Beyond the overall decrease, crash partner death rates for pickups, SUVs, and cars/minivans weren't as far apart in 2008-09 as they were in 2000-01. In fact, among 1-4-year-old vehicles in any given weight category, an SUV usually posed no more risk to people in a car or minivan than another car or minivan. That wasn't quite true for pickups, which still fatally injured people in cars and minivans at a higher rate, particularly in frontal crashes.
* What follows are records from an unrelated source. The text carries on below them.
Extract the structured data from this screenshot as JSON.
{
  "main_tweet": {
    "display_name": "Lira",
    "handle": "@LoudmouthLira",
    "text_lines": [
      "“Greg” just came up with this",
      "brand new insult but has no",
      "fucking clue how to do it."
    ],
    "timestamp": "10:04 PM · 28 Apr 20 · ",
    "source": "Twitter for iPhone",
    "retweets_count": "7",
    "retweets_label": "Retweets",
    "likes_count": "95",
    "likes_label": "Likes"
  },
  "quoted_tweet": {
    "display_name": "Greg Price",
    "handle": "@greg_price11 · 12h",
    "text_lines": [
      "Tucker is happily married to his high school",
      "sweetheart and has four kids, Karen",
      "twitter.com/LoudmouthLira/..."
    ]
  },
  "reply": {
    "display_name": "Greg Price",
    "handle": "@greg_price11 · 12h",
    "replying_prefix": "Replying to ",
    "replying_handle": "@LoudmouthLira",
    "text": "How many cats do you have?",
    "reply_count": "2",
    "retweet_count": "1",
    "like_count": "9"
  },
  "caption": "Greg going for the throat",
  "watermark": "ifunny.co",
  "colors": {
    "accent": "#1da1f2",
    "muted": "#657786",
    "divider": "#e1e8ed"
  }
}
Crash partner deaths for 1-4-year-old vehicles per million registered vehicle years
"Pickups lagged behind other vehicles in getting ESC, and designs of some top-selling models were slow to change. Those facts help explain why the numbers didn't improve as much for pickups as for SUVs," Nolan says. "Also, pickups often carry loads, so the trucks in these crashes could be a good deal heavier than their curb weights."
These results don't contradict the basic physics of crashes. Size and weight still are key, and a small, lightweight vehicle is going to fare worse than a big, heavy vehicle in a crash. In general, SUVs and pickups are heavier than cars, so in that sense different types of vehicles always will be mismatched. But the study shows that, beyond weight, differences in vehicle styles don't have to be a safety problem.
Design changes that improved compatibility came out of a series of meetings held in 2003 after the National Highway Traffic Safety Administration asked automakers to address the issue amid concern about the changing vehicle mix on U.S. roads. The Alliance of Automobile Manufacturers, the Association of Global Automakers, and the Institute led the working groups. Participating automakers included BMW, Chrysler, Ford, General Motors, Honda, Hyundai, Isuzu, Kia, Mazda, Mercedes-Benz, Mitsubishi, Nissan, Subaru, Suzuki, Toyota, and Volkswagen. The manufacturers agreed to build more compatible front ends on SUVs and pickups to reduce the likelihood that these vehicles would override cars in collisions. Better alignment allows both vehicles' front ends to manage the crash energy, keeping it away from the occupant compartments.
These changes made a difference. In an earlier study, the Institute compared crash data for vehicles that complied with the voluntary agreement versus vehicles that didn't, finding that the changes reduced fatality risk for belted car drivers in crashes with SUVs 18-21 percent and 9-19 percent for car drivers in crashes with pickups (see "Automakers' efforts reduce mismatch between cars and light trucks," Jan. 28, 2006).
Although the modifications were meant to address frontal crashes, they also reduced fatality risk for drivers of cars struck in the side by SUVs by 47-48 percent and for those struck by pickups by a more modest 1-9 percent. Cars can withstand side crashes better when they're struck in the door sill area than when the impact is higher.
The automakers also pledged to strengthen head protection in all vehicles to improve outcomes when a pickup or SUV strikes another vehicle in the side. The agreement coincided with consumer pressure for better side protection stemming from the Institute's crash tests. Manufacturers met both challenges by installing more head-protecting side airbags.
The deadline for compatibility changes was September 2009, but many of the 2004-08 models in the current study already complied. Among 2004 models, 54 percent of SUVs and pickups met the front-end requirements. In 2007, 81 percent did.